Bodega : Le son du quartier
Musique

Bodega : Le son du quartier

Le groupe new-yorkais Bodega pourrait bien être la révélation de cette 17e édition de POP Montréal.

Encensé de part en d’autres par la presse musicale et sur la blogosphère, le groupe Bodega commence à sérieusement faire parler de lui, tout particulièrement depuis la parution de son premier album Endless Scroll en juillet dernier.

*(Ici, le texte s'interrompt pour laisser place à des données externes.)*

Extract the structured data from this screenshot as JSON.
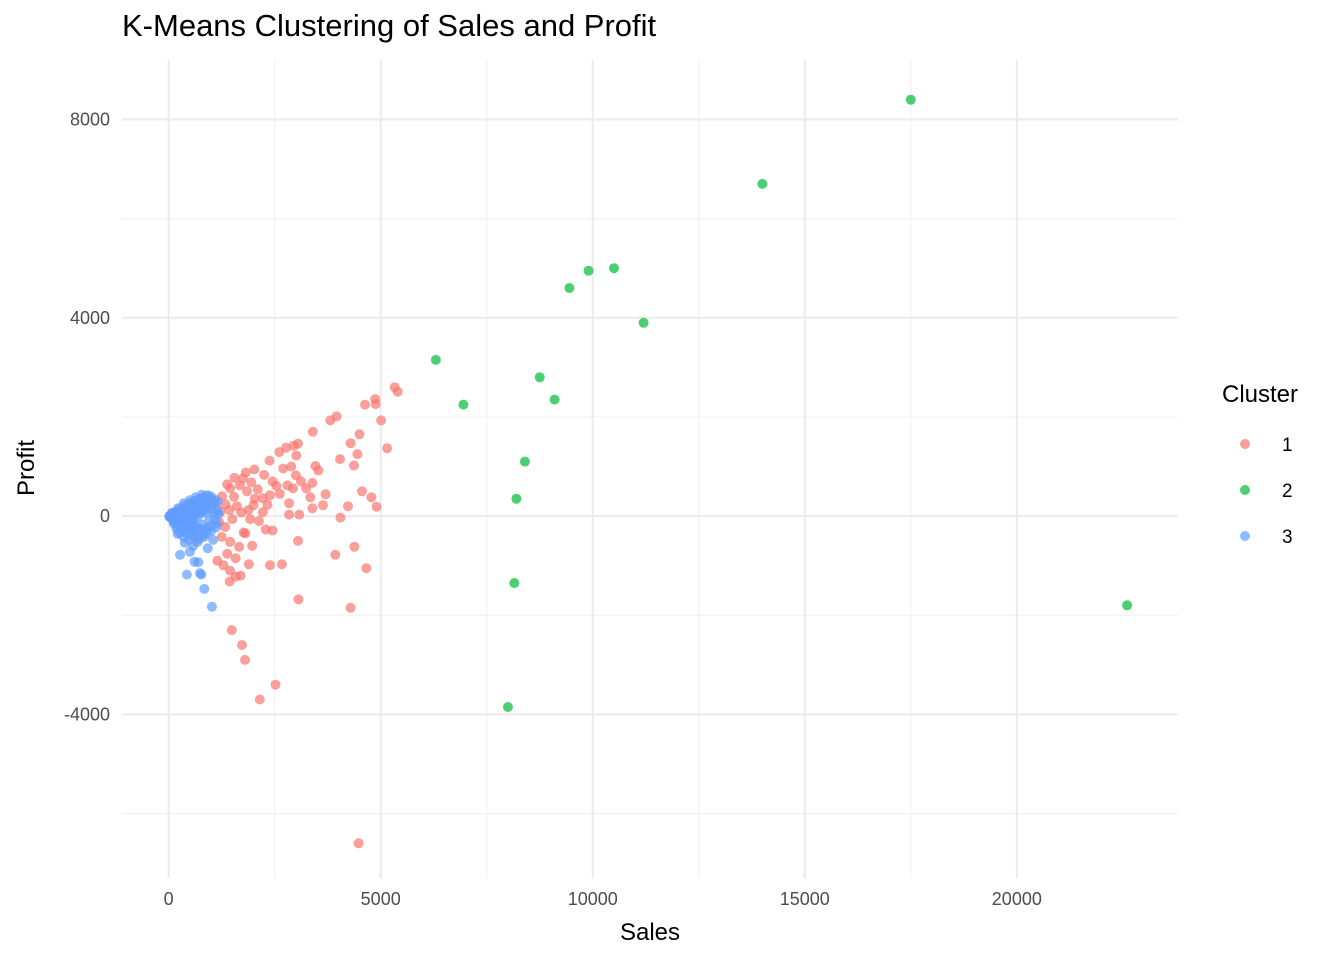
{
  "chart_data": {
    "type": "scatter",
    "title": "K-Means Clustering of Sales and Profit",
    "xlabel": "Sales",
    "ylabel": "Profit",
    "xlim": [
      -1100,
      23800
    ],
    "ylim": [
      -7300,
      9200
    ],
    "x_major_ticks": [
      0,
      5000,
      10000,
      15000,
      20000
    ],
    "x_tick_labels": [
      "0",
      "5000",
      "10000",
      "15000",
      "20000"
    ],
    "x_minor_ticks": [
      2500,
      7500,
      12500,
      17500
    ],
    "y_major_ticks": [
      -4000,
      0,
      4000,
      8000
    ],
    "y_tick_labels": [
      "-4000",
      "0",
      "4000",
      "8000"
    ],
    "y_minor_ticks": [
      -6000,
      -2000,
      2000,
      6000
    ],
    "grid": true,
    "legend": {
      "title": "Cluster",
      "position": "right"
    },
    "series": [
      {
        "name": "1",
        "color": "#F8766D",
        "points": [
          [
            4480,
            -6600
          ],
          [
            2150,
            -3700
          ],
          [
            2520,
            -3400
          ],
          [
            1800,
            -2900
          ],
          [
            1730,
            -2600
          ],
          [
            1490,
            -2300
          ],
          [
            3060,
            -1680
          ],
          [
            4290,
            -1850
          ],
          [
            4660,
            -1050
          ],
          [
            2670,
            -970
          ],
          [
            2390,
            -990
          ],
          [
            1890,
            -970
          ],
          [
            1440,
            -1320
          ],
          [
            1580,
            -1220
          ],
          [
            1450,
            -1100
          ],
          [
            1700,
            -1200
          ],
          [
            4380,
            -620
          ],
          [
            3050,
            -500
          ],
          [
            3930,
            -780
          ],
          [
            4050,
            -30
          ],
          [
            4230,
            200
          ],
          [
            4900,
            190
          ],
          [
            4780,
            380
          ],
          [
            4560,
            500
          ],
          [
            4370,
            1020
          ],
          [
            4450,
            1250
          ],
          [
            4040,
            1150
          ],
          [
            4290,
            1470
          ],
          [
            4500,
            1650
          ],
          [
            3400,
            1700
          ],
          [
            3810,
            1930
          ],
          [
            3960,
            2010
          ],
          [
            4630,
            2250
          ],
          [
            4870,
            2360
          ],
          [
            4880,
            2260
          ],
          [
            5330,
            2600
          ],
          [
            5400,
            2510
          ],
          [
            5010,
            1930
          ],
          [
            5150,
            1370
          ],
          [
            2950,
            1420
          ],
          [
            3050,
            1460
          ],
          [
            3010,
            1220
          ],
          [
            2770,
            1380
          ],
          [
            2380,
            1120
          ],
          [
            2610,
            1290
          ],
          [
            3530,
            920
          ],
          [
            3460,
            1010
          ],
          [
            3700,
            440
          ],
          [
            3390,
            670
          ],
          [
            3340,
            380
          ],
          [
            3640,
            220
          ],
          [
            3390,
            160
          ],
          [
            3080,
            30
          ],
          [
            2840,
            30
          ],
          [
            2840,
            260
          ],
          [
            2540,
            610
          ],
          [
            2330,
            230
          ],
          [
            2450,
            -290
          ],
          [
            2290,
            -270
          ],
          [
            2130,
            -100
          ],
          [
            1970,
            -600
          ],
          [
            1810,
            -350
          ],
          [
            1770,
            -330
          ],
          [
            1660,
            -620
          ],
          [
            1380,
            -760
          ],
          [
            1250,
            -420
          ],
          [
            1150,
            -900
          ],
          [
            1290,
            -990
          ],
          [
            1580,
            -850
          ],
          [
            1450,
            -520
          ],
          [
            1920,
            -60
          ],
          [
            2220,
            80
          ],
          [
            2030,
            350
          ],
          [
            1850,
            500
          ],
          [
            1750,
            760
          ],
          [
            1680,
            620
          ],
          [
            1540,
            390
          ],
          [
            1340,
            240
          ],
          [
            1220,
            90
          ],
          [
            1430,
            120
          ],
          [
            1610,
            200
          ],
          [
            1950,
            680
          ],
          [
            2100,
            540
          ],
          [
            2250,
            830
          ],
          [
            2450,
            700
          ],
          [
            2700,
            960
          ],
          [
            2890,
            1000
          ],
          [
            2620,
            450
          ],
          [
            2390,
            420
          ],
          [
            2220,
            360
          ],
          [
            2000,
            220
          ],
          [
            1880,
            120
          ],
          [
            1710,
            70
          ],
          [
            1500,
            -60
          ],
          [
            1330,
            -220
          ],
          [
            1190,
            -120
          ],
          [
            1260,
            400
          ],
          [
            1450,
            560
          ],
          [
            1550,
            770
          ],
          [
            1820,
            880
          ],
          [
            2020,
            940
          ],
          [
            3120,
            700
          ],
          [
            3240,
            560
          ],
          [
            2930,
            560
          ],
          [
            3000,
            820
          ],
          [
            2800,
            620
          ],
          [
            1100,
            260
          ],
          [
            1380,
            640
          ]
        ]
      },
      {
        "name": "2",
        "color": "#00BA38",
        "points": [
          [
            17500,
            8400
          ],
          [
            14000,
            6700
          ],
          [
            10500,
            5000
          ],
          [
            9900,
            4950
          ],
          [
            9450,
            4600
          ],
          [
            11200,
            3900
          ],
          [
            6300,
            3150
          ],
          [
            8750,
            2800
          ],
          [
            6950,
            2250
          ],
          [
            9100,
            2350
          ],
          [
            8400,
            1100
          ],
          [
            8200,
            350
          ],
          [
            8150,
            -1350
          ],
          [
            22600,
            -1800
          ],
          [
            8000,
            -3850
          ]
        ]
      },
      {
        "name": "3",
        "color": "#619CFF",
        "points": [
          [
            1020,
            -1830
          ],
          [
            840,
            -1470
          ],
          [
            430,
            -1180
          ],
          [
            740,
            -1150
          ],
          [
            770,
            -1180
          ],
          [
            610,
            -920
          ],
          [
            700,
            -930
          ],
          [
            270,
            -780
          ],
          [
            500,
            -720
          ],
          [
            920,
            -650
          ],
          [
            580,
            -600
          ],
          [
            380,
            -540
          ],
          [
            1050,
            -480
          ],
          [
            840,
            -420
          ],
          [
            210,
            -360
          ],
          [
            660,
            -300
          ],
          [
            1120,
            -230
          ],
          [
            450,
            -250
          ],
          [
            300,
            -200
          ],
          [
            130,
            -120
          ],
          [
            560,
            -130
          ],
          [
            780,
            -170
          ],
          [
            950,
            -90
          ],
          [
            60,
            -40
          ],
          [
            240,
            -30
          ],
          [
            400,
            10
          ],
          [
            620,
            30
          ],
          [
            880,
            60
          ],
          [
            1150,
            120
          ],
          [
            1060,
            250
          ],
          [
            860,
            330
          ],
          [
            720,
            290
          ],
          [
            560,
            230
          ],
          [
            420,
            180
          ],
          [
            300,
            120
          ],
          [
            180,
            70
          ],
          [
            90,
            20
          ],
          [
            20,
            0
          ],
          [
            40,
            -10
          ],
          [
            110,
            40
          ],
          [
            170,
            10
          ],
          [
            250,
            60
          ],
          [
            330,
            80
          ],
          [
            470,
            90
          ],
          [
            520,
            150
          ],
          [
            650,
            170
          ],
          [
            760,
            210
          ],
          [
            920,
            180
          ],
          [
            1010,
            130
          ],
          [
            980,
            330
          ],
          [
            870,
            410
          ],
          [
            780,
            360
          ],
          [
            690,
            330
          ],
          [
            610,
            300
          ],
          [
            540,
            270
          ],
          [
            470,
            240
          ],
          [
            380,
            210
          ],
          [
            290,
            160
          ],
          [
            210,
            110
          ],
          [
            150,
            80
          ],
          [
            70,
            40
          ],
          [
            30,
            -20
          ],
          [
            100,
            -60
          ],
          [
            180,
            -80
          ],
          [
            260,
            -110
          ],
          [
            350,
            -140
          ],
          [
            430,
            -170
          ],
          [
            520,
            -200
          ],
          [
            610,
            -220
          ],
          [
            700,
            -240
          ],
          [
            800,
            -270
          ],
          [
            900,
            -250
          ],
          [
            1000,
            -300
          ],
          [
            1090,
            -60
          ],
          [
            1180,
            40
          ],
          [
            1130,
            -150
          ],
          [
            950,
            260
          ],
          [
            830,
            230
          ],
          [
            730,
            120
          ],
          [
            640,
            80
          ],
          [
            560,
            50
          ],
          [
            480,
            20
          ],
          [
            400,
            -20
          ],
          [
            320,
            -50
          ],
          [
            240,
            -80
          ],
          [
            160,
            -100
          ],
          [
            120,
            -150
          ],
          [
            200,
            -200
          ],
          [
            280,
            -260
          ],
          [
            360,
            -310
          ],
          [
            450,
            -360
          ],
          [
            540,
            -400
          ],
          [
            630,
            -440
          ],
          [
            720,
            -460
          ],
          [
            810,
            -380
          ],
          [
            900,
            -340
          ],
          [
            990,
            -200
          ],
          [
            1070,
            50
          ],
          [
            1000,
            390
          ],
          [
            930,
            420
          ],
          [
            840,
            110
          ],
          [
            760,
            60
          ],
          [
            680,
            -20
          ],
          [
            590,
            -60
          ],
          [
            510,
            -90
          ],
          [
            420,
            -120
          ],
          [
            340,
            30
          ],
          [
            260,
            10
          ],
          [
            190,
            -10
          ],
          [
            140,
            30
          ],
          [
            80,
            70
          ],
          [
            50,
            10
          ],
          [
            15,
            -5
          ],
          [
            220,
            160
          ],
          [
            360,
            260
          ],
          [
            500,
            320
          ],
          [
            640,
            380
          ],
          [
            780,
            430
          ],
          [
            350,
            -420
          ],
          [
            250,
            -330
          ],
          [
            180,
            -250
          ],
          [
            580,
            -300
          ],
          [
            680,
            -520
          ],
          [
            470,
            -480
          ],
          [
            1100,
            330
          ],
          [
            1160,
            290
          ]
        ]
      }
    ]
  }
}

Réalisé par le musicien de Parquet Courts Austin Brown, ce disque dévoile un sexy mélange de post-punk angulaire et d’avant-pop vitaminée qui viennent appuyer les manifestes anti-technologie ou les critiques socioculturelles du groupe, le tout ponctué d’une bonne dose de cynisme, d’ironie et de dérision.

Basé dans le quartier Bushwick à Brooklyn, le groupe est composé du guitariste et chanteur «Bodega» Ben Hozie, de sa conjointe, la claviériste, percussionniste et chanteuse Nikki «Trix» Belfiglio, du guitariste Madison Velding-Vandam, de la bassiste Heater Elle et de la batteuse franco-canadienne Montana Simone, qui a une longue histoire avec Montréal et dont le cousin gardait les buts pour… le CH!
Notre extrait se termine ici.